One question that we'd like to have a more concrete answer to is, "How does TorqueBox perform compared to project X?" In a quest to answer that question I enlisted the help of the community and started benchmarking TorqueBox against Trinidad, Unicorn, Passenger, and Thin for some simple applications. If you're unfamiliar with these servers, TorqueBox and Trinidad run under JRuby while Unicorn, Passenger, and Thin run under MRI.
Obviously most applications are not as simple as those used for this initial benchmark but our goal was to understand TorqueBox's baseline performance so we can compare performance across releases and make realistic claims regarding where we stand relative to the alternatives.
All applications, results and installation instructions are stored on GitHub to be as open as possible. You'll also find the exact command used to run each server for each test and any other specific details or comments about the individual tests under the results/ tree.

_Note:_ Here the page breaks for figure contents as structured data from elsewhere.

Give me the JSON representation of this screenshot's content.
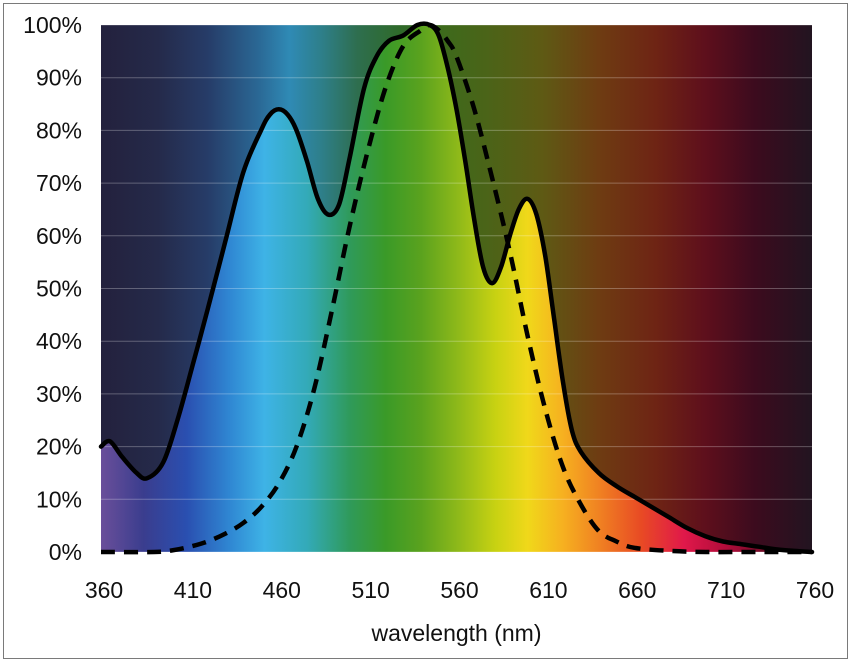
{
  "chart_data": {
    "type": "line",
    "title": "",
    "xlabel": "wavelength (nm)",
    "ylabel": "",
    "xlim": [
      360,
      760
    ],
    "ylim": [
      0,
      100
    ],
    "x_ticks": [
      "360",
      "410",
      "460",
      "510",
      "560",
      "610",
      "660",
      "710",
      "760"
    ],
    "y_ticks": [
      "0%",
      "10%",
      "20%",
      "30%",
      "40%",
      "50%",
      "60%",
      "70%",
      "80%",
      "90%",
      "100%"
    ],
    "grid": true,
    "legend": "none",
    "background": "visible-spectrum gradient",
    "series": [
      {
        "style": "solid",
        "color": "#000000",
        "x": [
          360,
          365,
          372,
          380,
          386,
          395,
          403,
          412,
          420,
          430,
          440,
          450,
          455,
          460,
          465,
          470,
          476,
          482,
          488,
          494,
          500,
          508,
          515,
          522,
          530,
          538,
          545,
          550,
          555,
          560,
          565,
          570,
          575,
          580,
          585,
          590,
          595,
          600,
          605,
          610,
          615,
          620,
          625,
          630,
          640,
          650,
          660,
          670,
          680,
          690,
          700,
          710,
          720,
          730,
          740,
          750,
          760
        ],
        "y": [
          20,
          21,
          18,
          15,
          14,
          17,
          25,
          36,
          46,
          59,
          72,
          80,
          83,
          84,
          83,
          80,
          74,
          67,
          64,
          66,
          75,
          88,
          94,
          97,
          98,
          100,
          100,
          98,
          92,
          84,
          74,
          63,
          54,
          51,
          54,
          60,
          65,
          67,
          64,
          56,
          44,
          32,
          23,
          19,
          15,
          12.5,
          10.5,
          8.5,
          6.5,
          4.5,
          3,
          2,
          1.5,
          1,
          0.5,
          0.2,
          0
        ]
      },
      {
        "style": "dashed",
        "color": "#000000",
        "x": [
          360,
          390,
          400,
          410,
          420,
          430,
          440,
          450,
          460,
          470,
          480,
          490,
          500,
          510,
          520,
          530,
          540,
          545,
          550,
          555,
          560,
          570,
          580,
          590,
          600,
          610,
          620,
          630,
          640,
          650,
          660,
          680,
          700,
          720,
          740,
          760
        ],
        "y": [
          0,
          0,
          0.3,
          1,
          2,
          3.5,
          5.5,
          8.5,
          13,
          20,
          31,
          46,
          62,
          76,
          88,
          96,
          99,
          100,
          99,
          97,
          94,
          84,
          71,
          57,
          41,
          27,
          16,
          9,
          4,
          2,
          0.8,
          0.2,
          0,
          0,
          0,
          0
        ]
      }
    ]
  }
}
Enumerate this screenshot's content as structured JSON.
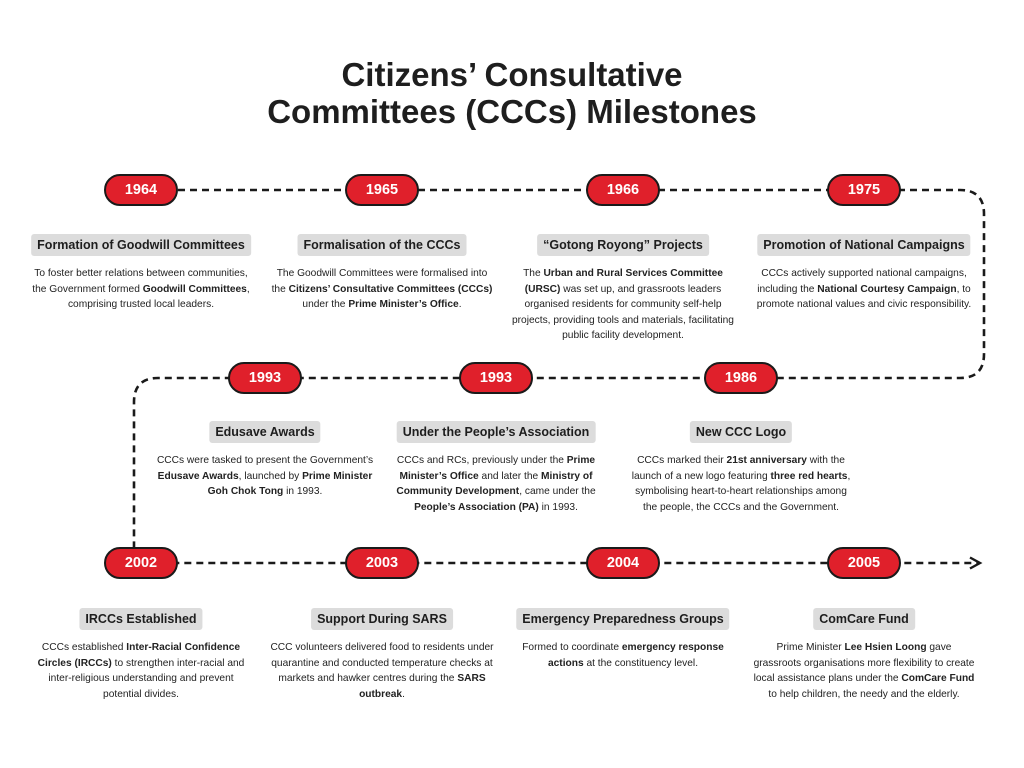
{
  "title": {
    "line1": "Citizens’ Consultative",
    "line2": "Committees (CCCs) Milestones"
  },
  "colors": {
    "pill": "#e0202b",
    "heading_bg": "#dcdcdc",
    "line": "#1a1a1a"
  },
  "milestones": [
    {
      "year": "1964",
      "heading": "Formation of Goodwill Committees",
      "text": [
        "To foster better relations between communities, the Government formed ",
        {
          "b": "Goodwill Committees"
        },
        ", comprising trusted local leaders."
      ]
    },
    {
      "year": "1965",
      "heading": "Formalisation of the CCCs",
      "text": [
        "The Goodwill Committees were formalised into the ",
        {
          "b": "Citizens’ Consultative Committees (CCCs)"
        },
        " under the ",
        {
          "b": "Prime Minister’s Office"
        },
        "."
      ]
    },
    {
      "year": "1966",
      "heading": "“Gotong Royong” Projects",
      "text": [
        "The ",
        {
          "b": "Urban and Rural Services Committee (URSC)"
        },
        " was set up, and grassroots leaders organised residents for community self-help projects, providing tools and materials, facilitating public facility development."
      ]
    },
    {
      "year": "1975",
      "heading": "Promotion of National Campaigns",
      "text": [
        "CCCs actively supported national campaigns, including the ",
        {
          "b": "National Courtesy Campaign"
        },
        ", to promote national values and civic responsibility."
      ]
    },
    {
      "year": "1993",
      "heading": "Edusave Awards",
      "text": [
        "CCCs were tasked to present the Government’s ",
        {
          "b": "Edusave Awards"
        },
        ", launched by ",
        {
          "b": "Prime Minister Goh Chok Tong"
        },
        " in 1993."
      ]
    },
    {
      "year": "1993",
      "heading": "Under the People’s Association",
      "text": [
        "CCCs and RCs, previously under the ",
        {
          "b": "Prime Minister’s Office"
        },
        " and later the ",
        {
          "b": "Ministry of Community Development"
        },
        ", came under the ",
        {
          "b": "People’s Association (PA)"
        },
        " in 1993."
      ]
    },
    {
      "year": "1986",
      "heading": "New CCC Logo",
      "text": [
        "CCCs marked their ",
        {
          "b": "21st anniversary"
        },
        " with the launch of a new logo featuring ",
        {
          "b": "three red hearts"
        },
        ", symbolising heart-to-heart relationships among the people, the CCCs and the Government."
      ]
    },
    {
      "year": "2002",
      "heading": "IRCCs Established",
      "text": [
        "CCCs established ",
        {
          "b": "Inter-Racial Confidence Circles (IRCCs)"
        },
        " to strengthen inter-racial and inter-religious understanding and prevent potential divides."
      ]
    },
    {
      "year": "2003",
      "heading": "Support During SARS",
      "text": [
        "CCC volunteers delivered food to residents under quarantine and conducted temperature checks at markets and hawker centres during the ",
        {
          "b": "SARS outbreak"
        },
        "."
      ]
    },
    {
      "year": "2004",
      "heading": "Emergency Preparedness Groups",
      "text": [
        "Formed to coordinate ",
        {
          "b": "emergency response actions"
        },
        " at the constituency level."
      ]
    },
    {
      "year": "2005",
      "heading": "ComCare Fund",
      "text": [
        "Prime Minister ",
        {
          "b": "Lee Hsien Loong"
        },
        " gave grassroots organisations more flexibility to create local assistance plans under the ",
        {
          "b": "ComCare Fund"
        },
        " to help children, the needy and the elderly."
      ]
    }
  ]
}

All the tests were run against an Amazon EC2 m1.large instance so anyone should be able to reproduce these results by starting their own instances and running the tests.
Rack Hello World
This is an extremely simple Rack application that just prints "hello world". The test is designed to see how quickly each server can respond to Rack requests.
As you can see above, TorqueBox leads the pack with Trinidad and Thin not far behind and Unicorn and Passenger bringing up the rear.
The slope you see at the beginning of the graphs with JRuby vs MRI servers is interesting. The JRuby servers definitely have a warm-up period before they start running at full speed and I'm not entirely sure why - if I had to guess I'd say it's related to JIT compilation of the code.
This test is identical to the Rack Hello World test except every request sleeps for 100 milliseconds before responding. This is designed to simulate a request blocking on an external resource (database, cache, http). Experimentation showed each server performed best when started with at least as many workers as concurrent clients.
With the exception of Thin, all servers have similar performance with 100 concurrent clients. I'm not sure why Thin's performance was so low but it was excluded from higher client loads of this test since it wasn't able to perform adequately.
The remaining servers continue to perform well at 250 concurrent clients. The number of requests per second each was able to handle increased as expected with the increased client load.
I was not able to start Passenger with a max pool size of 500 so it was omitted from the final sleep test. Unicorn, however, had no problem managing 500 workers and continued to perform well but lagged behind the JRuby servers.
The above tests were also done with Passenger and Unicorn using a more typical number of workers (10 - 20) but both performed substantially poorer than with a number of workers equal to the number of concurrent clients. This makes sense because the majority of the time spent servicing each request is sleeping and not using the CPU.
This test is designed to mimic a real-world use-case but also favors JRuby since spinning up a few hundred threads is much less resource-intensive than a few hundred processes.
Rails Hello World
This is an extremely simple Rails application that just prints "hello world". The test is designed to see how quickly each server can respond to Rails requests.
Unlike the Rack Hello World test, the test server was CPU-bound with just 10 clients and tests with higher loads yielded very similar results with no appreciable increase in overall requests/second.
Trinidad and TorqueBox are substantially ahead of the other servers. I'm a bit surprised that Trinidad outperforms TorqueBox in this test when TorqueBox outperforms Trinidad in the Rack tests - I'm sure there are some optimization opportunites here.
This test is designed to be very CPU-intensive by calculating the Nth Fibonacci number on every request.
These results are very similar to the Rails Hello World results and I think it's because both tests ended up being CPU-bound with just 10 concurrent clients. Higher concurrent client loads didn't increase overall requests/second.
I'm pleasantly surprised with TorqueBox's speed given that we've spent almost zero time working on performance. Because our Rack performance is so good, there's probably some low-hanging fruit on our Rails side of things to bring that performance back in line with Trinidad.
None of these benchmarks actually talked to an external resource like a cache or database because I wanted to concentrate on web server performance specifically. In the future I'd like to also incorporate some tests that store and retrieve data from memcached and a database to look for any performance gains or losses under JRuby and TorqueBox specifically.
We welcome any and all feedback on the benchmarks and encourage you to fork and fix speedmetal if you encounter any issues reproducing our results!